The USEPA currently has a Health Advisory level of 70 ppt (formerly 400 ppt, and then later 200 ppt). This level, as the name suggests, is not a legally enforceable limit. Given the USEPA’s inability to set an enforceable MCL, the states have been forced to determine their own regulatory levels. For example, New Jersey’s drinking advisory panel approved a 14 ppt MCL for PFOA following a decade of research on the contaminant. That enforceable limit is currently awaiting approval by the NJ Department of Environmental Protection. In late 2016, Vermont passed a 20 ppt standard for PFOA and PFOS. This standard was challenged by Saint-Gobain with three different lawsuits, which were all dismissed. Minnesota, determining that the federal health advisory level was insufficient to protect infants and small children, has imposed a 35 ppt regulatory limit.

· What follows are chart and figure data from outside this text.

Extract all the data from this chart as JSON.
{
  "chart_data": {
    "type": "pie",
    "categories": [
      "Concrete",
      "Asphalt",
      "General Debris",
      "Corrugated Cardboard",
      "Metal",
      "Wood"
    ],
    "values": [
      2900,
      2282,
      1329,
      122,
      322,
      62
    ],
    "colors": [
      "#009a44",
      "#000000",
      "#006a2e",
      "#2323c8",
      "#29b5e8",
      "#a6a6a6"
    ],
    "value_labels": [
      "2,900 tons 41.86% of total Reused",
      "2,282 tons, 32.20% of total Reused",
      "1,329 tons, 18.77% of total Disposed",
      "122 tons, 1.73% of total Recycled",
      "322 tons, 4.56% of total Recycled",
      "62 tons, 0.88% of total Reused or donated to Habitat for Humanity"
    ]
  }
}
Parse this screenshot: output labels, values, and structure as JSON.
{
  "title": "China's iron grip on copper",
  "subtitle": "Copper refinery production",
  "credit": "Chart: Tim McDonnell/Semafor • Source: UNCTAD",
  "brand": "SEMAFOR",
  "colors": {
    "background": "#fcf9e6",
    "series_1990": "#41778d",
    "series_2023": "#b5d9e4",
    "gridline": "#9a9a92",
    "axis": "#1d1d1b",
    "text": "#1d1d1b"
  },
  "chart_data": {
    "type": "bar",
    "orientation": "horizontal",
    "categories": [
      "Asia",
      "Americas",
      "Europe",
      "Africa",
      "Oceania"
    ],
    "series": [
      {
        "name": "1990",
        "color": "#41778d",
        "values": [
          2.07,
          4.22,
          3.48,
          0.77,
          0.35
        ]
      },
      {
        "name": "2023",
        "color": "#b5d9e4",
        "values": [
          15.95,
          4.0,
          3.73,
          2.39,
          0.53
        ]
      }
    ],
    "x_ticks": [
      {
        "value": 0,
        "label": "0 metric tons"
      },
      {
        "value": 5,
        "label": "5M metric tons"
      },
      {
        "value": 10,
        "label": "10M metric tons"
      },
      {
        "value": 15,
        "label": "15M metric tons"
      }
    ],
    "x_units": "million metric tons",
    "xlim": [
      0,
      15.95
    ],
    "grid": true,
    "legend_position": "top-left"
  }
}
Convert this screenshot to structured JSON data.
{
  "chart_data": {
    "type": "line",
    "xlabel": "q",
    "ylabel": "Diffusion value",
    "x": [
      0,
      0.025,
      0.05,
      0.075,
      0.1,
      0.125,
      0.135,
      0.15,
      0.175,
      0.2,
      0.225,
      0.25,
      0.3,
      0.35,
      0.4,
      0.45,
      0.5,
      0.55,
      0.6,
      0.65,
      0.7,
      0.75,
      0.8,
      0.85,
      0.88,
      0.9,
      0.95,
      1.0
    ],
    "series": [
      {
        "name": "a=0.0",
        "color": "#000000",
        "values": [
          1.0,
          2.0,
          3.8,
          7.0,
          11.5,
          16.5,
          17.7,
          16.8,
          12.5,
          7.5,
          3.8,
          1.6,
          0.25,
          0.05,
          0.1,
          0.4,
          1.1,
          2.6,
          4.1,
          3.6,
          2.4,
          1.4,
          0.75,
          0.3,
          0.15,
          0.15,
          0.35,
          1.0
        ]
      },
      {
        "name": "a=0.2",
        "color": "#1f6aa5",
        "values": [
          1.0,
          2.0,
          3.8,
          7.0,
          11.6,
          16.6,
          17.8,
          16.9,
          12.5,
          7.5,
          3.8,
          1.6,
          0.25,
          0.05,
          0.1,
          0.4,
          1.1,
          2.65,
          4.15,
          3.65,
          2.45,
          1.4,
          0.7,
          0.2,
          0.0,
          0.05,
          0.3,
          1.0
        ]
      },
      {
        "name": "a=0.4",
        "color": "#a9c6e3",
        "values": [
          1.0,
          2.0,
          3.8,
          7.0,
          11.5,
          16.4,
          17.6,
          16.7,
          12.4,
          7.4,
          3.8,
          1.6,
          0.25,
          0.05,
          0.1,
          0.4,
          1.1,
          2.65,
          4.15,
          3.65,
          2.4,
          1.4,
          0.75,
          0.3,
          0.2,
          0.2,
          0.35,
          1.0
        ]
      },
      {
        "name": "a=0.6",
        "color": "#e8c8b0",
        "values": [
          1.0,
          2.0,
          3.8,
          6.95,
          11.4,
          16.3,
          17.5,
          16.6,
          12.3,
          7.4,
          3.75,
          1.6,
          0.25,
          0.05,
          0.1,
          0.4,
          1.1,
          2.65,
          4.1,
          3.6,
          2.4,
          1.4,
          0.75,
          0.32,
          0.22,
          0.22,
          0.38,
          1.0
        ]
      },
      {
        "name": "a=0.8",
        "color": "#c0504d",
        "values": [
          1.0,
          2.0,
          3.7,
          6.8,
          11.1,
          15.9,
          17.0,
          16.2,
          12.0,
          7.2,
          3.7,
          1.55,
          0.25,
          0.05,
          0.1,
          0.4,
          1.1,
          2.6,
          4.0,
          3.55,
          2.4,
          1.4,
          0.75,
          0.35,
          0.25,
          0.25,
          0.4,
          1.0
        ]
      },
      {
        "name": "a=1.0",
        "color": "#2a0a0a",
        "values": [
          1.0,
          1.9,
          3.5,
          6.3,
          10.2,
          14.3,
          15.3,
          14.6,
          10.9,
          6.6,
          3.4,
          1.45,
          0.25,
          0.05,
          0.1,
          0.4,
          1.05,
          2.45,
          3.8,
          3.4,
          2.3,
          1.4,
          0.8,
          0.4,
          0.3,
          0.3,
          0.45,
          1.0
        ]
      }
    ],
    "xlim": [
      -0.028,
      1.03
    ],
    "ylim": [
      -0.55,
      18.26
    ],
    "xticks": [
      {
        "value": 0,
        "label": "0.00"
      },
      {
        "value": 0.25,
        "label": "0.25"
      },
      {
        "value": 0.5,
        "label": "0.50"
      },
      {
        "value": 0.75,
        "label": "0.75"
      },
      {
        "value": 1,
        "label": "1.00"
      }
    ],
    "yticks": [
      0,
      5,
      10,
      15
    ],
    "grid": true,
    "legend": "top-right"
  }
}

At left is a table showing the variation in enacted and proposed regulatory levels.
As can be seen, barring an MCL set by by the USEPA, industry, public water suppliers, plaintiffs and defendants are all left in a state of uncertainly. The effect of no standard MCL for the public safety is far reaching. For instance, water providers are left to guess on what treatment to install, and how much is it going to cost, if they do not know what levels to treat down to. Industry is in a similar situation. How can industry set their discharge levels when what is permissible one day, may not be permissible the next. Perhaps most importantly, how is a mother supposed to know what levels of PFAS in her water is safe for her infant or unborn child. Without guidance from the agencies designed to protect the environment and public health, everyone is left to wonder: Is the water safe?